What is a Chapter 7 Bankruptcy?

Utah Chapter 7 Lawyer

If you’re one of the many people unfortunate enough to be in some type of financial distress, you may be considering legal options to help you solve your financial problems. Sometimes a Chapter 13 repayment plan may be sufficient, but when it’s not, a Chapter 7 bankruptcy may be just what you need. This article will help explain some of the basics about it.

Chapter 7 bankruptcy is the kind of bankruptcy most people think of when they hear the word bankruptcy. There are two parts to a basic Chapter 7 bankruptcy. The first part is “liquidation” and the second is “discharge.”

Liquidate means to convert assets to cash. In the context of a chapter 7 bankruptcy, this is how it works. You first arrive at a value for your protected assets and then anything in excess of this exemption amount can be taken by the bankruptcy trustee. The bankruptcy trustee is the person who administers the case on behalf of the creditors that you owe. The trustee then liquidates those assets, paying the individual the exemption amount and disbursing the remainder among the creditors.

For example, let’s assume a debtor owns a car, a modest gun collection, and a refrigerator. With respect to the car, in Utah the debtor can protect $2,500 of equity. If the car’s value is $15,000, and the debtor owes $5,000, then there is $10,000 of net equity. In this scenario, the bankruptcy trustee could take the car, liquidate it for $15,000, and then distribute the proceeds as follows: the secured lender gets paid out for the $5,000, the debtor gets $2,500, the protected amount, and the creditors get a portion of the remaining $7,500. In Utah, guns are completely unprotected, so if the value of the debtor’s gun collection is significant enough to aid in covering obligations, they could be gone. A refrigerator is completely protected, regardless of value. Even if it’s a top of the line make and model, the trustee can’t take it.

Although the trustee has the power to seize any amount of unprotected equity, they usually won’t unless there is a reasonable likelihood of a net distribution to the creditors. So, even though the debtor’s kitchen table and chairs may exceed the $500 protected amount by a few dollars, the trustee most likely isn’t interested in taking it. This is an area where your attorney can help you with some valuable exemption planning prior to filing.

Discharge means to extinguish an obligation. So after a debtor has filed bankruptcy, attended the meeting of creditors, and any unprotected property is liquidated, the debtor will receive a discharge of any legal obligation to pay the debts, meaning the duty to pay on those debts is legally extinguished. The debtor walks away with a fresh financial start.

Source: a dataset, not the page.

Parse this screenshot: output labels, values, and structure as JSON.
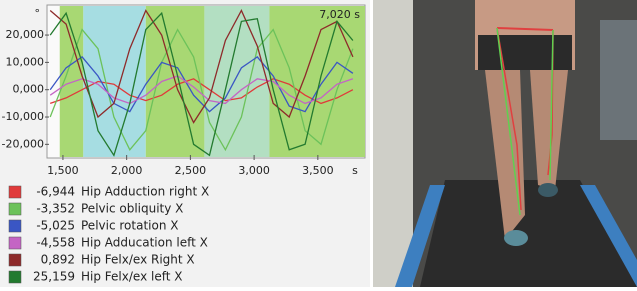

The discharge isn’t absolute, however. There are a few debts that stay with the debtor even after the discharge. Generally, secured debts, child support, taxes, criminal fines/restitution, and student loans are non-dischargeable. Most individuals are not surprised to find these types of debts stay with them after bankruptcy. Soon after receiving the discharge, the case will be closed. The debtor’s fresh financial start now begins.